We need another Art Linkletter, the late, great TV host who in the 1960s gave us the delightful segments of Kids Say The Darndest Things.

Were he alive today, Linkletter could use same format, but switch it over to the verbal efforts from the political left: Dems Say The Darndest Things.

With the children, they had the excuse of youthful innocence to explain their curious observations. I’m struggling to understand, or explain, where Democrats’ minds are when dispensing their bon mots of late.

Begin with Zohran Mamdani (The Commie), presumptive next mayor of New York City.

Zohran says a lot of inexplicable things, like promising free everything to city residents and proposing higher taxes on businesses throughout the state to pay the freight. Likely he expects a lot of federal money, too, to fund his free bus rides and grocery stores.

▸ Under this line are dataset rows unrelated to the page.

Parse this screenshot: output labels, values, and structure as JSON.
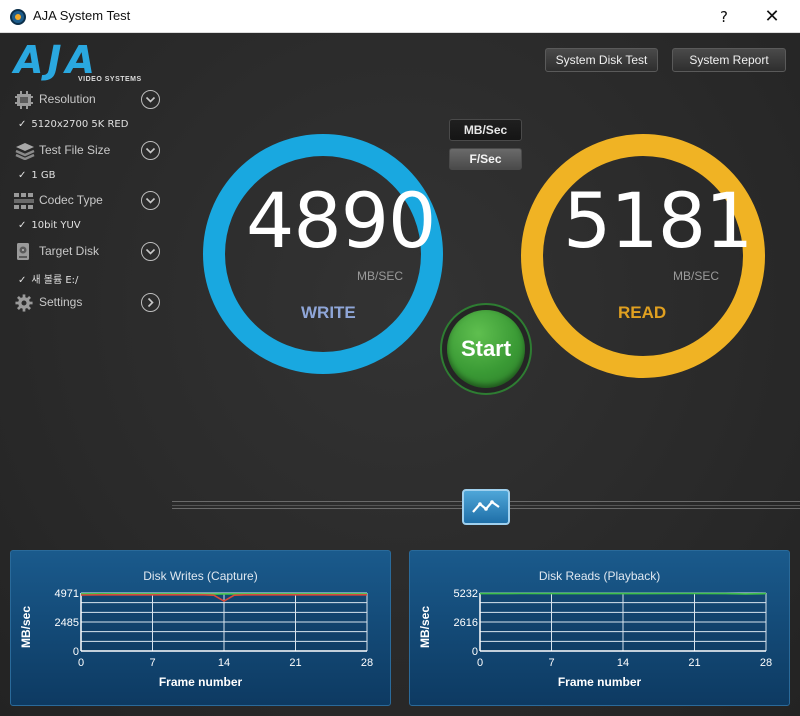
{
  "window": {
    "title": "AJA System Test",
    "help_label": "?",
    "close_label": "✕"
  },
  "logo": {
    "brand": "AJA",
    "sub": "VIDEO SYSTEMS"
  },
  "sidebar": {
    "items": [
      {
        "label": "Resolution",
        "value": "5120x2700 5K RED",
        "icon": "resolution-icon",
        "control": "expand"
      },
      {
        "label": "Test File Size",
        "value": "1 GB",
        "icon": "file-size-icon",
        "control": "expand"
      },
      {
        "label": "Codec Type",
        "value": "10bit YUV",
        "icon": "codec-icon",
        "control": "expand"
      },
      {
        "label": "Target Disk",
        "value": "새 볼륨 E:/",
        "icon": "disk-icon",
        "control": "expand"
      },
      {
        "label": "Settings",
        "icon": "gear-icon",
        "control": "arrow"
      }
    ]
  },
  "toolbar": {
    "disk_test_label": "System Disk Test",
    "report_label": "System Report"
  },
  "units": {
    "mb_label": "MB/Sec",
    "fs_label": "F/Sec",
    "selected": "F/Sec"
  },
  "write": {
    "value": "4890",
    "unit": "MB/SEC",
    "label": "WRITE",
    "color": "#19a8e0"
  },
  "read": {
    "value": "5181",
    "unit": "MB/SEC",
    "label": "READ",
    "color": "#f0b324"
  },
  "start_label": "Start",
  "chart_data": [
    {
      "type": "line",
      "title": "Disk Writes (Capture)",
      "xlabel": "Frame number",
      "ylabel": "MB/sec",
      "xlim": [
        0,
        28
      ],
      "ylim": [
        0,
        4971
      ],
      "xticks": [
        0,
        7,
        14,
        21,
        28
      ],
      "yticks": [
        0,
        2485,
        4971
      ],
      "series": [
        {
          "color": "#3ec14a",
          "x": [
            0,
            2,
            4,
            6,
            8,
            10,
            12,
            13,
            14,
            15,
            16,
            18,
            20,
            22,
            24,
            26,
            28
          ],
          "y": [
            4890,
            4900,
            4890,
            4895,
            4890,
            4890,
            4885,
            4880,
            4890,
            4890,
            4890,
            4895,
            4890,
            4890,
            4890,
            4890,
            4890
          ]
        },
        {
          "color": "#d94a3a",
          "x": [
            0,
            2,
            4,
            6,
            8,
            10,
            12,
            13,
            14,
            15,
            16,
            18,
            20,
            22,
            24,
            26,
            28
          ],
          "y": [
            4800,
            4820,
            4820,
            4820,
            4820,
            4820,
            4820,
            4780,
            4280,
            4780,
            4820,
            4820,
            4820,
            4820,
            4820,
            4820,
            4820
          ]
        }
      ]
    },
    {
      "type": "line",
      "title": "Disk Reads (Playback)",
      "xlabel": "Frame number",
      "ylabel": "MB/sec",
      "xlim": [
        0,
        28
      ],
      "ylim": [
        0,
        5232
      ],
      "xticks": [
        0,
        7,
        14,
        21,
        28
      ],
      "yticks": [
        0,
        2616,
        5232
      ],
      "series": [
        {
          "color": "#3ec14a",
          "x": [
            0,
            4,
            8,
            12,
            16,
            20,
            24,
            26,
            28
          ],
          "y": [
            5181,
            5185,
            5181,
            5180,
            5181,
            5185,
            5181,
            5150,
            5181
          ]
        }
      ]
    }
  ]
}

But Zohran sees the polls tightening a bit, so he’s playing the victim card and even that’s a reach for those thinking beyond kindergarten level.

Zohran tearfully recounted an “aunt” afraid to wear her hijab on the subway in the wake of the 9-11 terrorist attacks due to Islamophobia.

Where do we start with this pile of goat crap?

First, might the greater victims be the thousands of Americans who died on that day, not Zohran’s “aunt “ being uncomfortable riding the subway in the aftermath.

It gets worse. The “aunt” actually is a cousin of Zohran’s father. She also is deceased and so not available to back up any of this talk.

No matter, argued Zohran, the real point is Islamaphobia and he’s a victim, too.

There must be something about being a rich kid that produces difficulty with the facts.

Gavin Newsom, he of the oiled hair and tall tales, loves to spread whoppers. He slept with his best friend’s wife and incorrectly claimed to have gone to alcohol rehab to cure himself.

He closed California during COVID, but allowed himself to go out to supposedly shut-down fancy restaurants.

Gavin denies statistics that show California to be a crime-infested mess and losing population, even despite throwing out the welcome mat for illegals.

Between oil changes on his hair, Gavin showed up on a podcast claiming childhood poverty, subsisting on Wonder Bread and mac and cheese. But Gavin also had a wine shop while in his early 20s and ran with a crowd including heirs to the massive Getty oil fortune.

Then there is Dem up and comer Jasmine Crock Of It, who paints herself as a child of the ghetto, and adapts an appropriate speaking style, despite having attended a $35,000-a-year private school.

The Crock Of It now is being asked to explain reports that she had quite the investment portfolio she failed to report to Congress, including investments in big pharma, fossil fuel, marijuana and car firms.

It reminds of Bernie Sanders, the supposed anti-oligarch who just happens to have three expensive houses. That’s my kind of socialist.

Then there’s would-be Virginia attorney general Jay Jones and his texts about shooting a political opponent.

Senator Dick Durbin raced to the microphone in the halls of Congress this week to liken ICE arrest and deporatation of illegals to the internment of Japanese here during World War II, neatly forgetting that the Japanese internment was ordered by Democrat Franklin Roosevelt and that the Japanese were citizens here legally.

Other than that, nice try, Dick.

And, finally, we have Eric Swalwell, investigated for liaisons with an alleged Chinese spy, named U Bang Mi, or something like that.

These days, Swalwell has come up with a litmus test to run for president as a Democrat. That would be vowing to tear down the White House ballroom Donald Trump is currently constructing, to the consternation of leftists who fail to realize past presidents have done some remodeling of their own.

Yes, kids — and immature Democrats — do say the darndest things.